I think those experiences have helped me mature as a captain and prepare me for the challenges of playing India.
Has the South African team also planned meticulously like the Aussies for the India tour?
Yes, we had a week-long camp in Pertoria at the UCB's High Performance Centre. The pitches were prepared to try and simulate those in India and by the end of the week were spinning huge! We also used a heat and humidity chamber to test our ability to deal with extreme conditions, and Gary Kirsten shared some of his thoughts with us on batting in India. It certainly was the best prepared I have ever been for a tour.
The bowling department, except for Shaun Pollock, looks frail in experience. Do you think the team has it to take 20 Indian wickets in the match?

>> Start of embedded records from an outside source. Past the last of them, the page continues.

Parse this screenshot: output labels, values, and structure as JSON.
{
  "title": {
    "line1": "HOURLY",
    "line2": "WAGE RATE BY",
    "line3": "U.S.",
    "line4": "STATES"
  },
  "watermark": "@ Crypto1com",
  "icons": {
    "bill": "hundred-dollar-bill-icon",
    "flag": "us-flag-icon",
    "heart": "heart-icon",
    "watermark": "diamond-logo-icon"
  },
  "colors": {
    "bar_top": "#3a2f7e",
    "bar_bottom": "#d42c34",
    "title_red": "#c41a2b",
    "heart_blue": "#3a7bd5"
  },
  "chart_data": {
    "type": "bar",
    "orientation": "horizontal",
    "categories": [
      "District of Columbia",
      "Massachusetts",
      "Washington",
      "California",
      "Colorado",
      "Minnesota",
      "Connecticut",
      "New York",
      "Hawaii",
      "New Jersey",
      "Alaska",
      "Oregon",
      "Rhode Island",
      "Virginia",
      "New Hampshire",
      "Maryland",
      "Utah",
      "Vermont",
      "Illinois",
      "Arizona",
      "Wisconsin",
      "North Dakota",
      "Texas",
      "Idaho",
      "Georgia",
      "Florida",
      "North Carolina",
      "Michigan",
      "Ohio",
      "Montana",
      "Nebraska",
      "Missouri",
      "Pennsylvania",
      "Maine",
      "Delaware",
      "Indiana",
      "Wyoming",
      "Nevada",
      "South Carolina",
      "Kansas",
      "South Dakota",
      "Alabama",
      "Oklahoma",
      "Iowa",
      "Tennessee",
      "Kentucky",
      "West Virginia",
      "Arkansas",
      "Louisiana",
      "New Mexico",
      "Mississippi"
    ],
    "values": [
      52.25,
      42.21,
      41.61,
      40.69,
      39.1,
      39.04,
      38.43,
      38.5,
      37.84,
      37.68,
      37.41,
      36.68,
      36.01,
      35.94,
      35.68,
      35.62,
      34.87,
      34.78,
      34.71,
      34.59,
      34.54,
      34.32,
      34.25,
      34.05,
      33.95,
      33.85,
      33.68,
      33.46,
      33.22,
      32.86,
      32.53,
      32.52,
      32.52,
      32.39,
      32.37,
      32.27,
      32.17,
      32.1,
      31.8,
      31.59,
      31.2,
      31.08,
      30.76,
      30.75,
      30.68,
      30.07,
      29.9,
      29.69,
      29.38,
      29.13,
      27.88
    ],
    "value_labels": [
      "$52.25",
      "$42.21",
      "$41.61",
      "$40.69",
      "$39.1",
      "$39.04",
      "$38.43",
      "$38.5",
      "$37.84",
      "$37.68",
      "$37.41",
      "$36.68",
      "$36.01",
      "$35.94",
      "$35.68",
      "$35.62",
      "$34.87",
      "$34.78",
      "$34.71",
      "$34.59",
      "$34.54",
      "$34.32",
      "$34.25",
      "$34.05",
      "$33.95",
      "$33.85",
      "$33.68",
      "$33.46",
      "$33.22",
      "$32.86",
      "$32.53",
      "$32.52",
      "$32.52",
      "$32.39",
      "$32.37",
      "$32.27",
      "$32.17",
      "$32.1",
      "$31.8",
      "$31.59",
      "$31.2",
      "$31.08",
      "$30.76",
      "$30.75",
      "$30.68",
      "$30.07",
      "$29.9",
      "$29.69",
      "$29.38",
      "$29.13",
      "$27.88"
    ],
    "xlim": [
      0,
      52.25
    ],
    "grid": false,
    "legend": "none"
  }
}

We took ten wickets in Kanpur on a featherbed pitch. I think our bowling is looking good; in the right conditions we certainly have the ability to take 20 wickets.
What changes has Ray Jennings brought about since his appointment as South Africa coach?
Ray has brought an energy and passion to the set up. He has also given responsibilities to the senior players. Shaun, for example, deals with the bowlers and Jacques Kallis with the batsmen. While he might be seen as a tough man, Ray has also instilled a sense of fun and enjoyment in us, which is something that I think we had lost for a while.
If you were to rewind the clock, would you still take up the job of captaincy at such an early stage of you career?
Most certainly! I said at the time of my appointment that I was up for the job and that I had always wanted to captain my country. Yes, it has been hectic, but I'm sure any captain will tell you the same, regardless of his experience in the game.
You had a word with Stephen Fleming after the New Zealand series? Was there any particular advice of his that stuck?
Stephen and I had dinner together at the end of the series in New Zealand and chatted about a number of cricketing issues. I am very definitely my own captain and I don't have any particular favourite captain.
Did the back-to-back hundreds in England help you settle down better as a captain and batsman?
Yes, I think it did help, although it was a pretty hectic time. I gained a lot of confidence from those innings.
How much of a say does a captain have in matters of team selection in South Africa?
We have a selection panel of four, with Omar Henry as the convener. Ray Jennings is on the panel as well. I am consulted, but, ultimately, the final say is with the panel and particularly the convener.
You are seen as an outspoken captain...
I don't see myself as outspoken. I believe in honesty and openness.
Somerset has offered you a contract for next summer. What do you expect to glean from the experience in England?
Nothing is signed yet. I do think that a season of county cricket would be a very good experience for any young cricketer. Playing as regularly as they do and under such differing conditions would be a great learning experience, I think one would also learn from the deep culture of cricket in the UK, talking to players and ex-players can only broaden one's mind.